Ocado is both a U.K.-based online grocery retailer and a global provider of technology solutions. Ocado’s customer fulfillment centers are highly automated warehouses built for the grocery industry; Kroger’s partnership with Ocado allows the U.S. supermarket to use online grocery delivery in new markets without opening bricks-and-mortar locations.

During the presentation, Arreaga announced the addition of a new customer fulfillment center in Aurora, Colo., powered by the Ocado Group. It aims to redefine customer experience in the Denver metro area. Overall, Kroger and Ocado are live with five state-of-the-art fulfillment centers in Ohio, Florida, Georgia, Texas and Wisconsin. Others are slated for California, Maryland, Arizona, Michigan and North Carolina, as well as additional sites in Florida and Ohio and the Northeast.

“We were really good at retail in our bricks-and-mortar,” Arreaga said. “And from one day to the other, we had already a track record of being able to do pick-up grocery, to be able to actually meet the customer where they wanted from an ecommerce perspective. But we really didn’t have a lot of experience in how to create that great experience in delivering to people’s homes.” The partnership with Ocado allowed that to happen.

From early on, Arreaga said, Kroger and Ocado aimed to excel at the Net Promoter Score, and succeeded; when the customer fulfillment center opened in Florida, it surpassed Apple. But Kroger has also desired to make the best use of data collected. Good thing, too; as time has gone by, consumers have shifted their expectations for grocery ecommerce, becoming more discerning about assortment, freshness, price, availability and more.

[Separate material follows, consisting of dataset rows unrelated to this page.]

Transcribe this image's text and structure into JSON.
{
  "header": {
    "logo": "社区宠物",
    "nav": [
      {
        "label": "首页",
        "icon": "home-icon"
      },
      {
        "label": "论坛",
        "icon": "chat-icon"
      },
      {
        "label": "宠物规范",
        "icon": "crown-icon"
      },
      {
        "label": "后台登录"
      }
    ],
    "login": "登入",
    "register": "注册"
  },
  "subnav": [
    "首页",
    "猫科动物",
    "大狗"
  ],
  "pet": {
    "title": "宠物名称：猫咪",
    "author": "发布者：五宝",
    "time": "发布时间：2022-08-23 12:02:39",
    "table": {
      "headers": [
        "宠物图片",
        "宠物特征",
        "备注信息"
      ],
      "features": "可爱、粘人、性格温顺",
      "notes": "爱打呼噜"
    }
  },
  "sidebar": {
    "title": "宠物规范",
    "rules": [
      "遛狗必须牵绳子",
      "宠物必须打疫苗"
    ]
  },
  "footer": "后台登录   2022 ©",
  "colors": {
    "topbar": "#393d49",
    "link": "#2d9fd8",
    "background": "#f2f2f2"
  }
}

The data available through ecommerce, Hardiman-Evans said, allows retailers to understand customers “with such a level granularity that just wasn’t possible in physical retail.” This helps drive personalization, he said, but also provides opportunities to work with other important stakeholders in the distribution chain of getting product to customers, and to use the data in forecasting.

“For example, in our U.K. retail business, we run over 20 million sales forecasts a day to vastly improve the accuracy of the way we work with our suppliers in ordering product,” he said. That helps reduce waste.

At Kroger, Arreaga said, the availability of immediate information about the wants and needs of customers makes it easy to cater to them. The company recently launched its Boost membership program, for example, enabling the customer to engage with Kroger in a variety of ways. But data also helps Kroger upstream in “getting the right product, at the right moment.”

A decision made by a customer online has a direct impact in a variety of areas, Hardiman-Evans said. That data, for example, affects the way robots store and move product around a warehouse, as well as impacts routing calculations for the greatest efficiency in delivering that product out to the customer.

“Building a supply chain or a wider value chain is not building separable parts and hoping they all work together,” Hardiman-Evans said. There’s much talk about the power of data, but it’s a single data flow that enables a highly efficient supply chain.